Robinson, 119 Wn.2d at 80 (quoting Beam Distilling, 501 U.S. at 543). In Washington, stare decisis protects reliance interests by requiring “ ‘a clear showing that an established rule is incorrect and harmful before it is abandoned.’ ” State v. Devin, 158 Wn.2d 157, 168, 142 P.3d 599 (2006) (internal quotation marks omitted) (quoting Riehl v. Foodmaker, Inc., 152 Wn.2d 138, 147, 94 P.3d 930 (2004)). The substantive restraints placed on courts to “not only heed the relevant judicial past in arriving at a decision, but also to arrive at it within as straight and narrow a path as possible,” ordinarily produces changes in the law “with a minimum of shock to those who act in reliance upon judicial decisions.” Roger J. Traynor, Quo Vadis, Prospective Overruling: A Question of Judicial Responsibility, 28 Hastings L.J. 533, 537 (1976). The constraints of stare decisis prevent the law from becoming “subject to incautious action or the whims of current holders of judicial office.” In re Rights to Waters of Stranger Creek, 77 Wn.2d 649, 653, 466 P.2d 508 (1970). Although stare decisis limits judicial discretion, it also protects the interests of litigants by providing clear standards for determining their rights and the merits of their claims.14 Therefore, overruling prior precedent should not be taken lightly. Keene v. Edie, 131 Wn.2d 822, 831, 935 P.2d 588 (1997).
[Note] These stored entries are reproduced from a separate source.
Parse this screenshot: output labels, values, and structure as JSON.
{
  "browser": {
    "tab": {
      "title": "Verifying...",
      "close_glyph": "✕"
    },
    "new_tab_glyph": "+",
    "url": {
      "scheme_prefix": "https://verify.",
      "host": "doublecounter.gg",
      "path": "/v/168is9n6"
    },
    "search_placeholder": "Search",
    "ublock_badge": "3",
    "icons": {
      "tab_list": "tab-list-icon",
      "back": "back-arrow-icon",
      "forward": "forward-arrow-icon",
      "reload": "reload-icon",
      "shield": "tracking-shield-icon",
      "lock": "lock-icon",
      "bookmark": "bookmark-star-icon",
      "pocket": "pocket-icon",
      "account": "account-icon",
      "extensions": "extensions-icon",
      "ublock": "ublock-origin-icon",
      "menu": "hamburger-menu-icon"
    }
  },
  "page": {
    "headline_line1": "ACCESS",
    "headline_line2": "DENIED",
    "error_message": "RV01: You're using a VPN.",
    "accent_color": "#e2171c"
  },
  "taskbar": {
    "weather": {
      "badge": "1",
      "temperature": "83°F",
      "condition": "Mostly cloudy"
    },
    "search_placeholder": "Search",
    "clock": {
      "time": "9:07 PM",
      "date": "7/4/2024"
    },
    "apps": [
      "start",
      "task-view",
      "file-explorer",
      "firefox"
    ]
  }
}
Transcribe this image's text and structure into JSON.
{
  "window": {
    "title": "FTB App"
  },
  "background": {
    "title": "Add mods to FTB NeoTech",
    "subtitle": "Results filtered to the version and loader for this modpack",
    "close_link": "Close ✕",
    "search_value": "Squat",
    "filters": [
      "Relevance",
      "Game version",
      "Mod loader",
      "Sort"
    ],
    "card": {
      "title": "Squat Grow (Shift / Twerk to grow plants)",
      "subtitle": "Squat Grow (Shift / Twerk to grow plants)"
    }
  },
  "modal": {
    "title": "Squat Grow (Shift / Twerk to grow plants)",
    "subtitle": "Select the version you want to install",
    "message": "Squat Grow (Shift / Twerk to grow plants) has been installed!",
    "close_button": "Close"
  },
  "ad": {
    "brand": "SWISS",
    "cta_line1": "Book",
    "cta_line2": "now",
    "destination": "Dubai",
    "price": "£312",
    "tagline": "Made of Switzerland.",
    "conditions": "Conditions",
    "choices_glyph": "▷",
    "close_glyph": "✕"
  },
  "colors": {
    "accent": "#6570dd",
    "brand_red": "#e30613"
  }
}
¶20 Where changes in the law cannot be made without undue hardship, we have discretion to apply a new rule of law purely prospectively — to all litigants whose claims arise after our decision. Robinson, 119 Wn.2d at 77 (limiting our decision to the abolishment of selective prospectivity).

If rights have vested under a faulty rule, or a constitution misinterpreted, or a statute misconstrued, or . . . subsequent *279events demonstrate a ruling to be in error, prospective overruling becomes a logical and integral part of stare decisis by enabling the courts to right a wrong without doing more injustice than is sought to be corrected.

Martin, 62 Wn.2d at 666. By its very nature, the decision to apply a new rule prospectively must be made in the decision announcing the new rule of law. It is at that point — when we are engaged in weighing the relative harms of affirming or overruling precedent — that courts are in the best position to determine whether a new rule should apply retroactively or prospectively only. Paul J. Mishkin, Foreword: The High Court, the Great Writ, and the Due Process of Time and Law, 79 Harv. L. Rev. 56, 64 (1965) (“it is in fact a necessary implication of the general prospectivity approach that the issue of whether a decision is to be given prospective or retroactive effect should be faced at the time of the decision”). It is then that we will employ any balancing of the equities deemed necessary.15

¶21 Once we have resolved the issue of retroactive application, whether by applying the new rule to the parties before this court or by announcing the new rule will apply prospectively only, the rule will be applied equally to all similarly situated litigants with no further balancing of the equities under Chevron Oil or any other test. Robinson, 119 Wn.2d at 77. We continue to agree with the United States Supreme Court that selective prospectivity violates the principle that all similarly situated litigants should be *280treated equally. Id. at 75 (citing Beam Distilling, 501 U.S. at 537). “ “We depart from this basic judicial tradition when we simply pick and choose from among similarly situated defendants those who alone will receive the benefit of a “new” rule of... law.’ ” Beam Distilling, 501 U.S. at 537-38 (quoting Desist v. United States, 394 U.S. 244, 258-59, 89 S. Ct. 1030, 22 L. Ed. 2d 248 (1969) (Harlan, J., dissenting)). Our holding in Robinson is grounded in this principle.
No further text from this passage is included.